Possibly no law was broken

Still, agents say there's a chance no law was broken.

Argentina passed a law in 2003 making it illegal to export fossils without government permission. But if the fossils were exported before 2003, there may be no prosecutable crime, Fairchild said.

How and when the fossils arrived in Tucson and who brought them here remains under investigation, Fairchild said. The case will be presented to the U.S. Attorney's Office to determine if charges will be filed. A conviction for the transportation, sale or receipt of stolen merchandise carries a maximum five-year prison term, she said.

There is no timeline for returning the fossils because forfeiture proceedings will take at least a month, she said.

The case was unique for local Customs agents, who typically investigate drug smuggling, people smuggling, child exploitation and money laundering, she said.



Black and gray markets

Like stolen art, there is a black market and a gray market for smuggled fossils, said Mark Goodwin, a paleontologist at the University of California Museum of Paleontology in Berkeley, Calif.

Once a fossil is illegally collected, its roots are hard to trace, he said, and collectors might not know what they're getting when they buy at roadside shows such as some in Tucson — which Goodwin describes as the "pawn shop of paleontology."

"This is a cash-and-carry business in Tucson," he said.

Items stolen from his museum once surfaced in Tucson before they were sold overseas, he said. And it was an international controversy several years ago when a couple paid $80,000 to a vendor at a Tucson show for a fossil that later was determined to be a fake, according to a Nature magazine article.

"It is a part of that business that the public is not aware of for the most part," Goodwin said. "It's detrimental to paleontology."

Oversight is minimal and fines and penalties are so low that they don't deter smugglers, Goodwin said.



Some items are priceless

The danger of a commercial market for fossils is that it removes them from the scientific and educational domain, where the items are priceless, said Mike Woodburn, a retired paleontologist who lives in Flagstaff. He also is a member of the government affairs committee of the Society of Vertebrate Paleontology.

Fossils have only become more valuable to collectors through the years, he said.

The problem with buying and selling fossils is that one person's treasure is simply a rock to another, said Rick Trapp, chairman of the show committee for the Tucson Gem and Mineral Society, a local nonprofit group. He said it's hard to know what prices are reasonable, what's been smuggled and what's been legally exported.

The AKS and Tucson Showplace shows were not affiliated with the Tucson Gem and Mineral Show. Representatives of the smaller shows could not be reached after hours Thursday.

Jose Lopez, the owner of Rhodo Co., was vacationing in the United States and could not be reached for comment, an employee told The Associated Press. He said Lopez was not due to return until next month.

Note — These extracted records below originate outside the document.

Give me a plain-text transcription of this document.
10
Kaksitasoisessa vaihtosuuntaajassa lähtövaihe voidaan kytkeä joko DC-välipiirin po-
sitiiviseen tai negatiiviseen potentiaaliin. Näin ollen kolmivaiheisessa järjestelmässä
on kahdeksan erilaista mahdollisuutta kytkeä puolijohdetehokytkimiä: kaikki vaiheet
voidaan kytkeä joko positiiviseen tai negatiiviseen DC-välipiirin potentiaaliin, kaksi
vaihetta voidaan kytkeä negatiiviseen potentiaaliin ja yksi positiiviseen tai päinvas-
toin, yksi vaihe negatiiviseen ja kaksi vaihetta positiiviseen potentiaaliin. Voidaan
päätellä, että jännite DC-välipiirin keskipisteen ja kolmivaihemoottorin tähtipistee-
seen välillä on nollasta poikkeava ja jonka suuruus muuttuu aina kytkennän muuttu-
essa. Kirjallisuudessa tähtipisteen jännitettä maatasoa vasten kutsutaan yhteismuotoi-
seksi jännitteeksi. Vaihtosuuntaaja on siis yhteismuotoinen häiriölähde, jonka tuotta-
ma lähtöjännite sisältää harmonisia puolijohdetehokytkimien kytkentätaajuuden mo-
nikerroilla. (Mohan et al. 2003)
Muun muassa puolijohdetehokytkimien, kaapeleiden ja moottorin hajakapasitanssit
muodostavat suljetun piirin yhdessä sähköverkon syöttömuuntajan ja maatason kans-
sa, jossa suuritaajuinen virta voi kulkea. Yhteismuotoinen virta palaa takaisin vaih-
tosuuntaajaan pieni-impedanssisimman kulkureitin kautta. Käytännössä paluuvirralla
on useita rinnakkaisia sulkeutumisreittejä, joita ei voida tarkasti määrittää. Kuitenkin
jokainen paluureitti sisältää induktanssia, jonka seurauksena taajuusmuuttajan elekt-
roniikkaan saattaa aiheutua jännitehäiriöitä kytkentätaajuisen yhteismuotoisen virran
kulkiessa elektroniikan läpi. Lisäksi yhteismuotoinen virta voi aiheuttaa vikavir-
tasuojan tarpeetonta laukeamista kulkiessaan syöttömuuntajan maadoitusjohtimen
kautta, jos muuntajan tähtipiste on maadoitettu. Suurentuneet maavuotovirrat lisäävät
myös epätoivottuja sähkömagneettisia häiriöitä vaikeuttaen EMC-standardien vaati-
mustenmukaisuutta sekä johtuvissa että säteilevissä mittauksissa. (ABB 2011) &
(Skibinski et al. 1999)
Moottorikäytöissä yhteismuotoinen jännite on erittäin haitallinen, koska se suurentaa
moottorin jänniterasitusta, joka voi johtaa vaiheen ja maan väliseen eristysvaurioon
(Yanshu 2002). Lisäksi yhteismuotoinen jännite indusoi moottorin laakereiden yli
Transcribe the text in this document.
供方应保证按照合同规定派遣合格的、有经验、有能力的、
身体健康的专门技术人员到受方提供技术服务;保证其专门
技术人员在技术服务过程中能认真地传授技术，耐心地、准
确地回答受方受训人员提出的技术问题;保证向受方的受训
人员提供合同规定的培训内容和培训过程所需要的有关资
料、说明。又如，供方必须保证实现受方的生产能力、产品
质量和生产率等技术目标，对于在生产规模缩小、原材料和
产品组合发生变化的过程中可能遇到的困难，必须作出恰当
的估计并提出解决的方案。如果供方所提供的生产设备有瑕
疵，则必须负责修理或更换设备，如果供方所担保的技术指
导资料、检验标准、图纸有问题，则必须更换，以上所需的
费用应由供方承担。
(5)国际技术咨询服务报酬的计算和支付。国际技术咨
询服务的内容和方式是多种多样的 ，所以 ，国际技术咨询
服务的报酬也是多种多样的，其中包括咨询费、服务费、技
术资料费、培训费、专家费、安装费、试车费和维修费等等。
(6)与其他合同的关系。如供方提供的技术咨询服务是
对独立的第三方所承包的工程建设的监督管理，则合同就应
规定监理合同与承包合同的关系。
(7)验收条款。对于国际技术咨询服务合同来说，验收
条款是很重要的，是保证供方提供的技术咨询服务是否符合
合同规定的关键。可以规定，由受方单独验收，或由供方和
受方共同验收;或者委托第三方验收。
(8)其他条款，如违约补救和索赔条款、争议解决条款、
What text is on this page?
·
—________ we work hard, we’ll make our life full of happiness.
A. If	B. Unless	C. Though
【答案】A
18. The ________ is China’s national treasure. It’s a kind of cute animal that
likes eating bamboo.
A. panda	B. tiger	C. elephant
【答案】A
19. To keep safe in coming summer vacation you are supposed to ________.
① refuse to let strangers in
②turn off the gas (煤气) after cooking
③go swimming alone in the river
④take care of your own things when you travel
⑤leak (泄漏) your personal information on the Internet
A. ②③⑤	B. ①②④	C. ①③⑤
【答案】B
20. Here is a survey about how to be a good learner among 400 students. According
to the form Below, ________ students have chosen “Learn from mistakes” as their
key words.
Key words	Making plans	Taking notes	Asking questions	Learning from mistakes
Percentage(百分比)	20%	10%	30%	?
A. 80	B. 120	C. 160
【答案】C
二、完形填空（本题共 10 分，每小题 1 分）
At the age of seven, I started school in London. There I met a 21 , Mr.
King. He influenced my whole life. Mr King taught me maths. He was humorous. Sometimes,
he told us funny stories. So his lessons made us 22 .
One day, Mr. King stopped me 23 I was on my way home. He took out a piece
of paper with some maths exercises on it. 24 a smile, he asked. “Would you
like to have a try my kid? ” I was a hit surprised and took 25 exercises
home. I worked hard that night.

paleoichthyologist - February 28, 2006 04:17 PM (GMT)
QUOTE (Camarasaurus @ Feb 28 2006, 01:29 PM)
Agents had to act quickly because the local shows ended on Feb. 11, Fairchild said. So on Feb. 10, they seized an estimated 10,000 fossils, which were stored in two dozen 55-gallon barrels

Damn. They should be locked up just for this reason only. :crazy:

Camarasaurus - March 1, 2006 04:02 AM (GMT)
So true. Haven't these people ever heard of bubble wrap?